Sylabs Deepens Singularity Support for OCI Specification
Sylabs today made available an update to its Singularity container platform that is now tightly integrated with containers based on the Open Container Initiative (OCI) specification.
Sylabs CTO Adam Hughes said as more enterprise IT organizations run larger-scale containers, they are looking for a container runtime platform designed from the ground up to run them at scale. Today, Singularity containers are used mainly in high-performance computing (HPC) environments, but are starting to gain traction in traditional enterprise IT environments, he said.
SingularityCE 4.0 makes it simpler to run applications built using either OCI-compatible Docker or Podman containers in a production environment via integration with Sylabs’ Singularity Image Format (SIF), added Hughes.
OCI defines a Runtime Specification (runtime-spec), Image Specification (image-spec) and the Distribution Specification (distribution-spec). The Runtime Specification outlines how to run a “filesystem bundle” that is unpacked on disk to enable an OCI image to run on any runtime that supports runtime-spec.
In addition to supporting runtime-spec, Sylabs also enhanced its Container Device Interface in collaboration with NVIDIA to make running Singularity containers more efficient on top of graphical processor units (GPUs). That capability will prove critical as more container applications are built that invoke artificial intelligence (AI) models, said Hughes.
Singularity containers, for example, are designed to enable non-privileged execution, employ a specialized encryption security model, support parallel file systems and grant direct access to hardware resources to improve overall performance. In fact, as more containers are used to build AI applications, more enterprise IT organizations will encounter the same issues that have led IT teams running HPC applications to embrace Singularity, said Hughes.
For several years now, Sylabs has been making a case for using Singularity containers in runtime environments as an alternative to Docker. However, as more mission-critical applications are built and deployed using containers, more IT operations teams than ever are evaluating their runtime options, said Hughes.
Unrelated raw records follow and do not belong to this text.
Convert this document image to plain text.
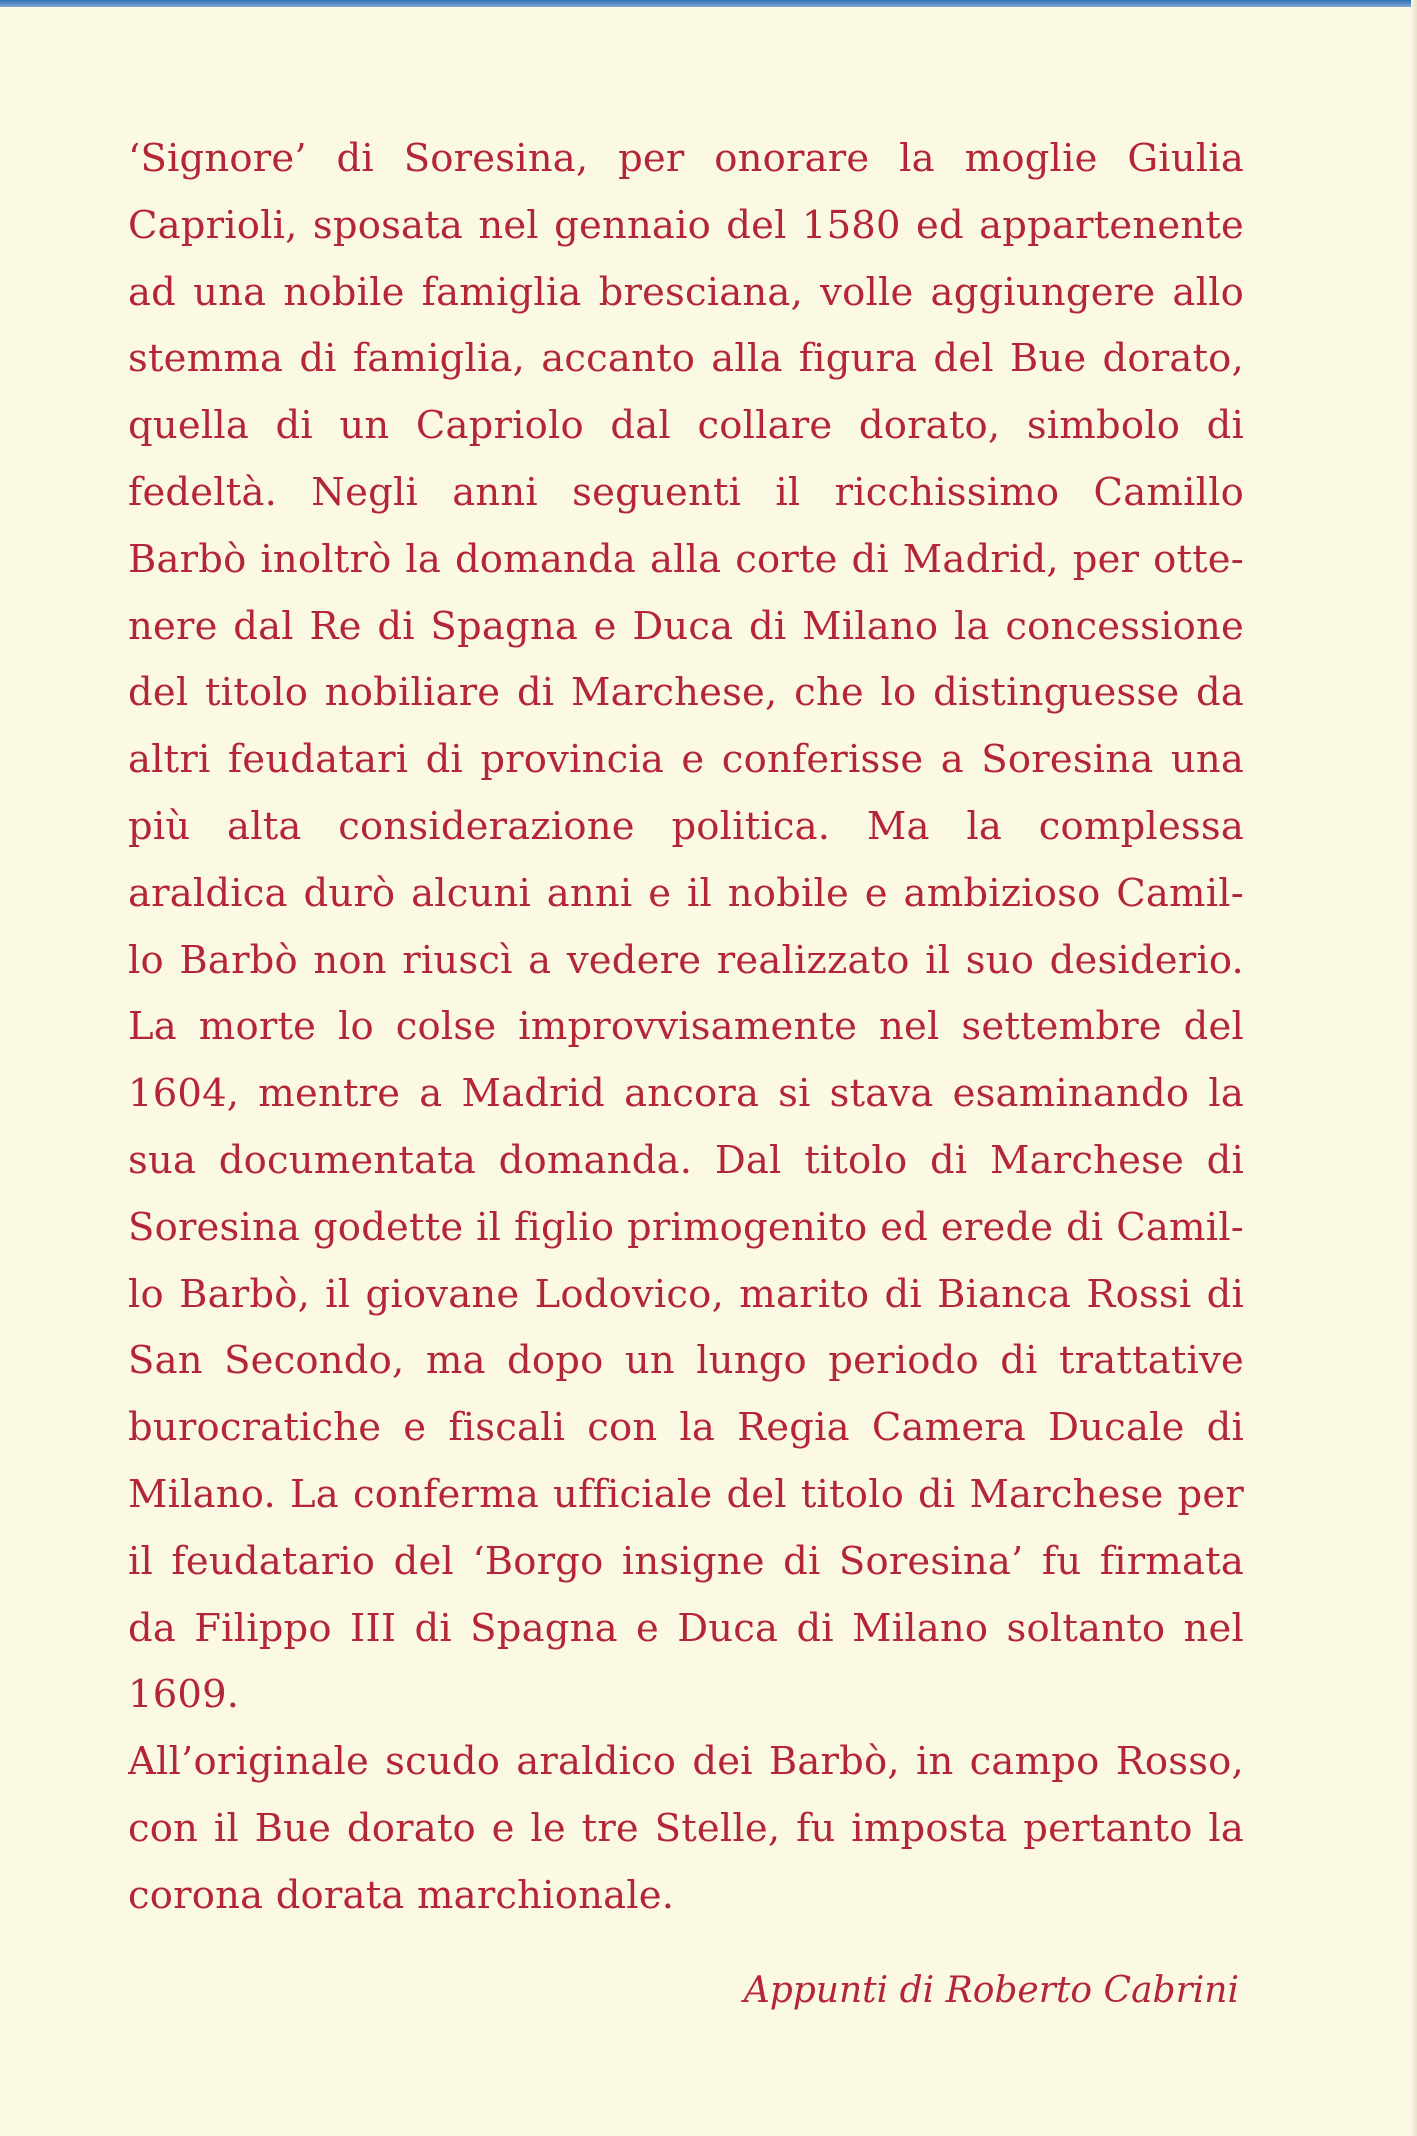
‘Signore’ di Soresina, per onorare la moglie Giulia
Caprioli, sposata nel gennaio del 1580 ed appartenente
ad una nobile famiglia bresciana, volle aggiungere allo
stemma di famiglia, accanto alla figura del Bue dorato,
quella di un Capriolo dal collare dorato, simbolo di
fedeltà. Negli anni seguenti il ricchissimo Camillo
Barbò inoltrò la domanda alla corte di Madrid, per otte-
nere dal Re di Spagna e Duca di Milano la concessione
del titolo nobiliare di Marchese, che lo distinguesse da
altri feudatari di provincia e conferisse a Soresina una
più alta considerazione politica. Ma la complessa
araldica durò alcuni anni e il nobile e ambizioso Camil-
lo Barbò non riuscì a vedere realizzato il suo desiderio.
La morte lo colse improvvisamente nel settembre del
1604, mentre a Madrid ancora si stava esaminando la
sua documentata domanda. Dal titolo di Marchese di
Soresina godette il figlio primogenito ed erede di Camil-
lo Barbò, il giovane Lodovico, marito di Bianca Rossi di
San Secondo, ma dopo un lungo periodo di trattative
burocratiche e fiscali con la Regia Camera Ducale di
Milano. La conferma ufficiale del titolo di Marchese per
il feudatario del ‘Borgo insigne di Soresina’ fu firmata
da Filippo III di Spagna e Duca di Milano soltanto nel
1609.
All’originale scudo araldico dei Barbò, in campo Rosso,
con il Bue dorato e le tre Stelle, fu imposta pertanto la
corona dorata marchionale.
Appunti di Roberto Cabrini
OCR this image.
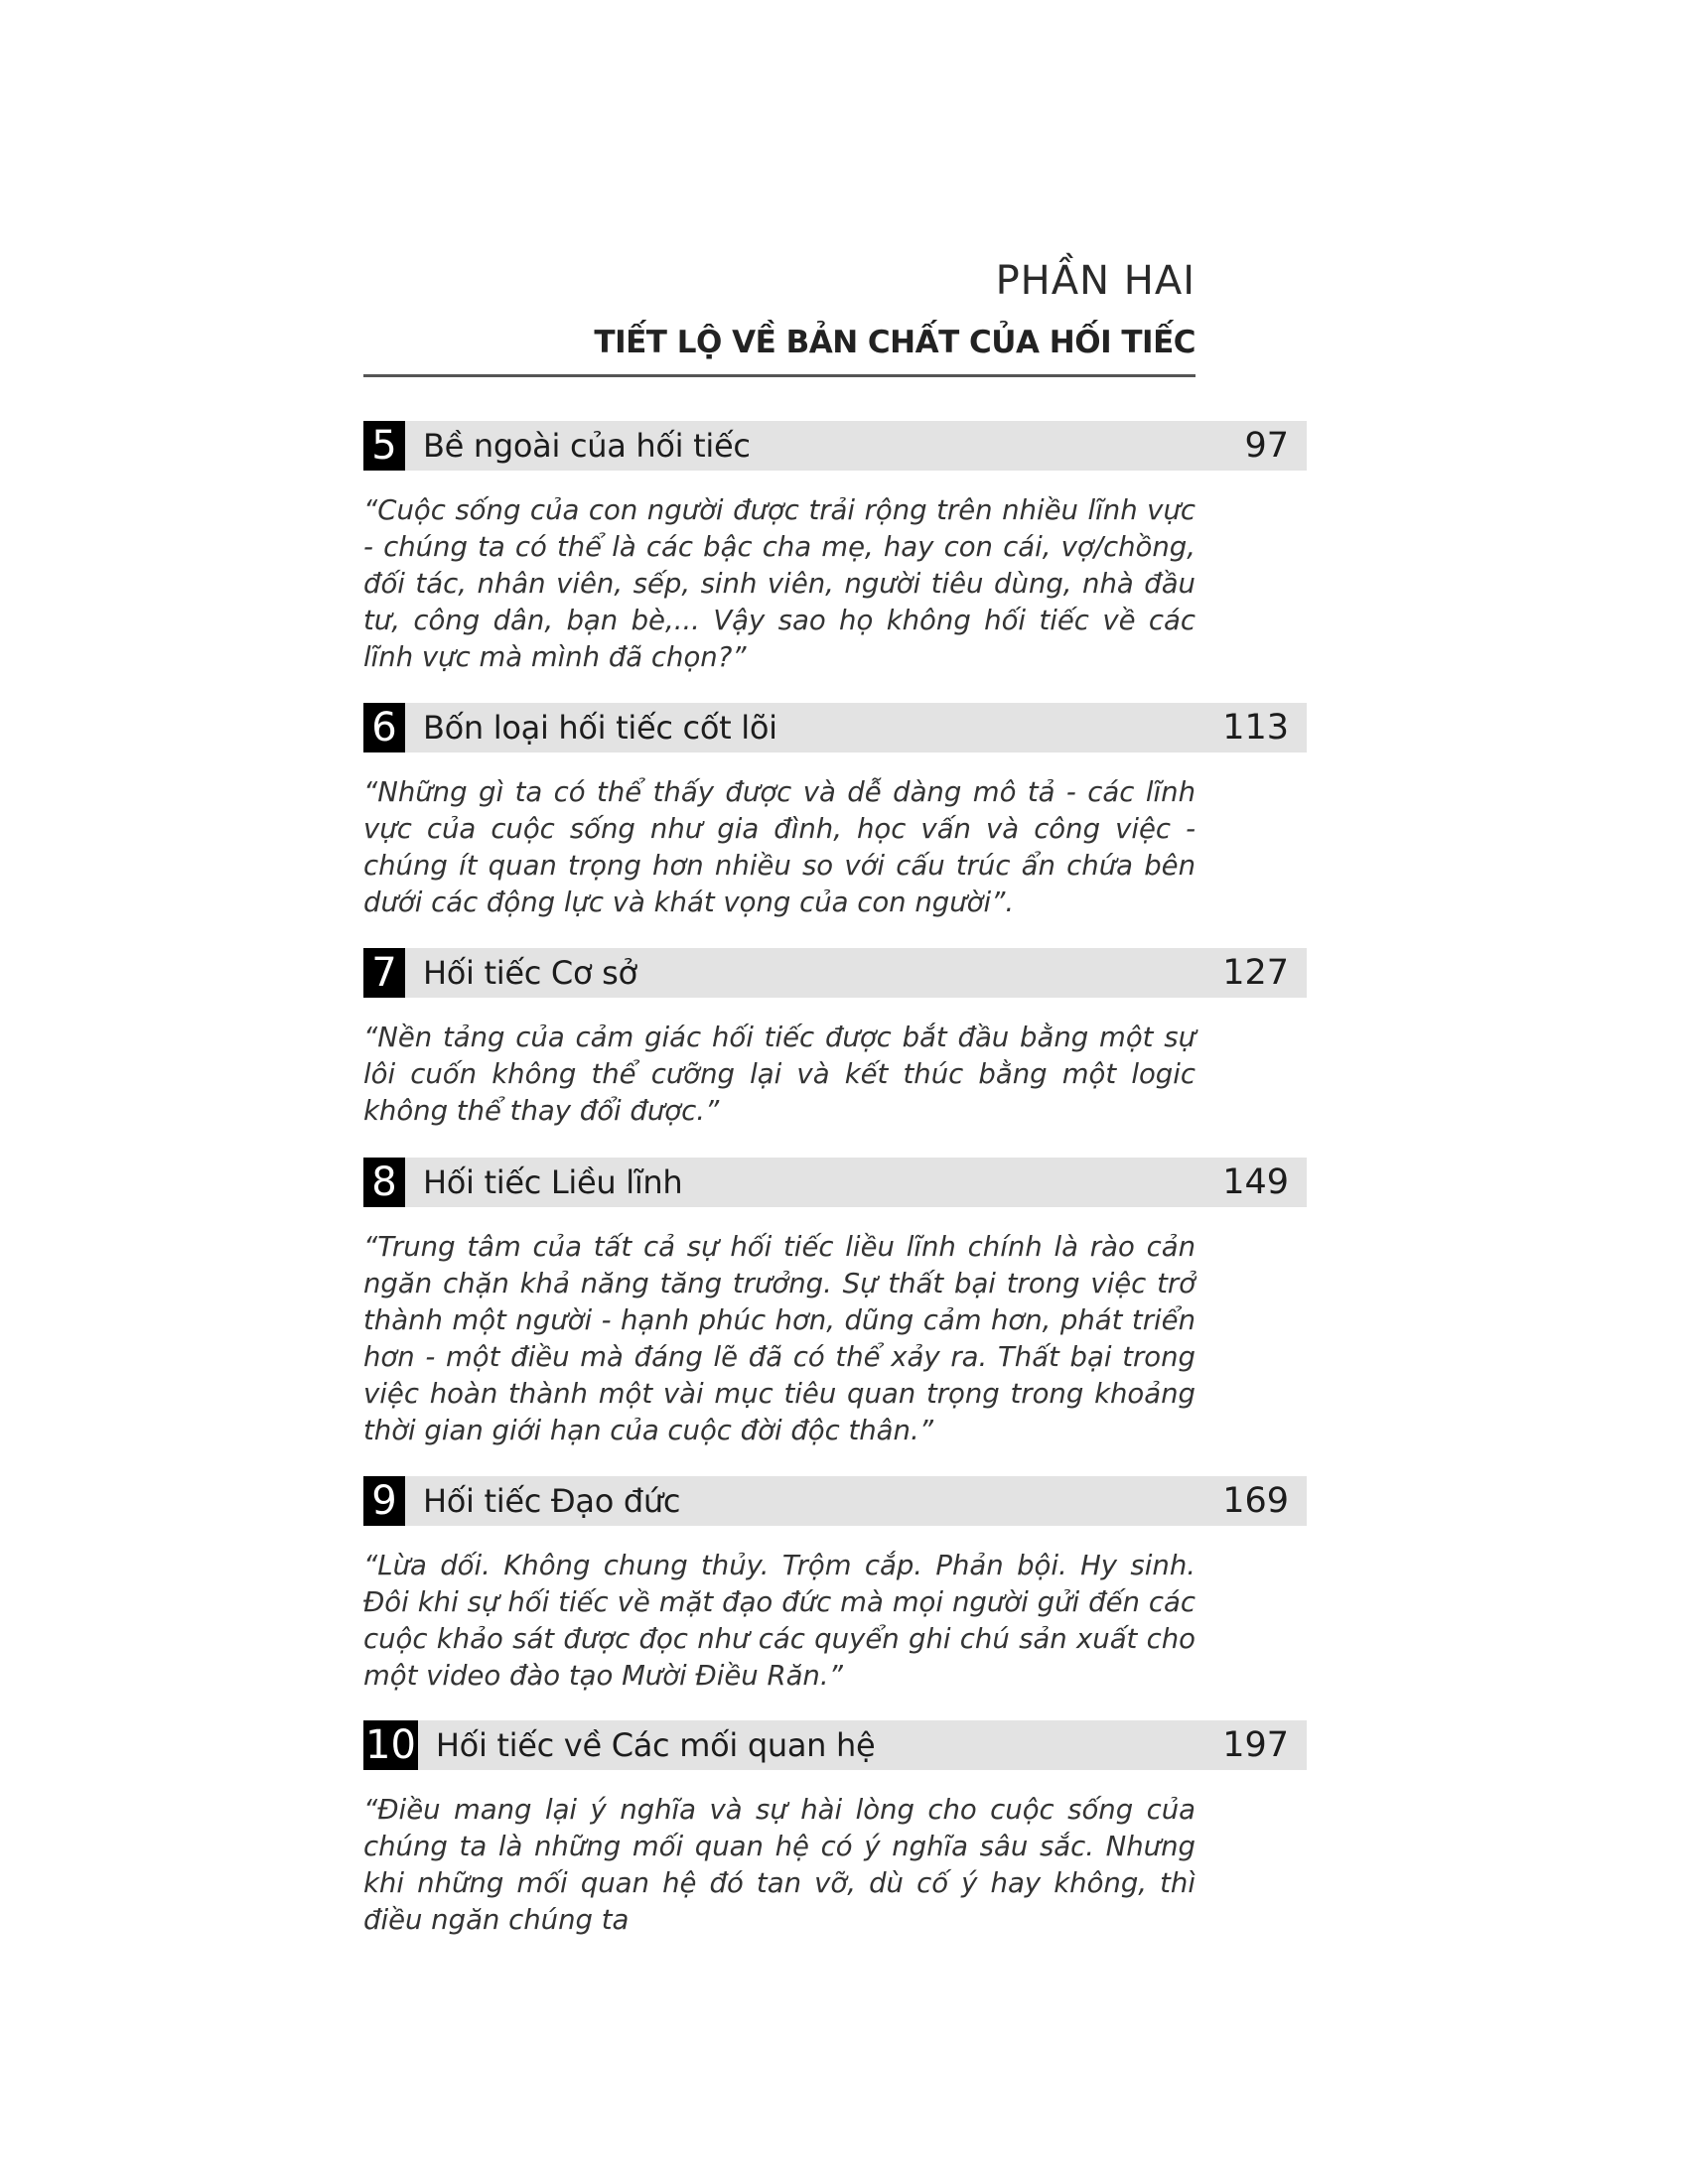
PHẦN HAI
TIẾT LỘ VỀ BẢN CHẤT CỦA HỐI TIẾC
5 Bề ngoài của hối tiếc	97

“Cuộc sống của con người được trải rộng trên nhiều lĩnh vực - chúng ta có thể là các bậc cha mẹ, hay con cái, vợ/chồng, đối tác, nhân viên, sếp, sinh viên, người tiêu dùng, nhà đầu tư, công dân, bạn bè,... Vậy sao họ không hối tiếc về các lĩnh vực mà mình đã chọn?”

6 Bốn loại hối tiếc cốt lõi	113

“Những gì ta có thể thấy được và dễ dàng mô tả - các lĩnh vực của cuộc sống như gia đình, học vấn và công việc - chúng ít quan trọng hơn nhiều so với cấu trúc ẩn chứa bên dưới các động lực và khát vọng của con người”.

7 Hối tiếc Cơ sở	127

“Nền tảng của cảm giác hối tiếc được bắt đầu bằng một sự lôi cuốn không thể cưỡng lại và kết thúc bằng một logic không thể thay đổi được.”

8 Hối tiếc Liều lĩnh	149

“Trung tâm của tất cả sự hối tiếc liều lĩnh chính là rào cản ngăn chặn khả năng tăng trưởng. Sự thất bại trong việc trở thành một người - hạnh phúc hơn, dũng cảm hơn, phát triển hơn - một điều mà đáng lẽ đã có thể xảy ra. Thất bại trong việc hoàn thành một vài mục tiêu quan trọng trong khoảng thời gian giới hạn của cuộc đời độc thân.”

9 Hối tiếc Đạo đức	169

“Lừa dối. Không chung thủy. Trộm cắp. Phản bội. Hy sinh. Đôi khi sự hối tiếc về mặt đạo đức mà mọi người gửi đến các cuộc khảo sát được đọc như các quyển ghi chú sản xuất cho một video đào tạo Mười Điều Răn.”

10 Hối tiếc về Các mối quan hệ	197

“Điều mang lại ý nghĩa và sự hài lòng cho cuộc sống của chúng ta là những mối quan hệ có ý nghĩa sâu sắc. Nhưng khi những mối quan hệ đó tan vỡ, dù cố ý hay không, thì điều ngăn chúng ta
Those same IT operations teams are also looking for more efficient ways to invoke expensive GPU resources that today are challenging to acquire given ongoing scarcities, he added.
It’s not clear how many IT operations teams are starting to run a mix of container types. As the OCI specification continues to gain traction, more organizations are starting to move beyond Docker containers. The bulk of container applications are still based on Docker, but it’s becoming more feasible to integrate different container types that comply with the OCI specification. That’s critical, because the attributes of Docker containers don’t lend themselves as well to the requirements of IT operations teams that need to manage cloud-native applications at scale, said Hughes.
Diversity of components is coming to the world of cloud-native applications. The issue is determining how best to embrace it based on the attributes of the applications being constructed.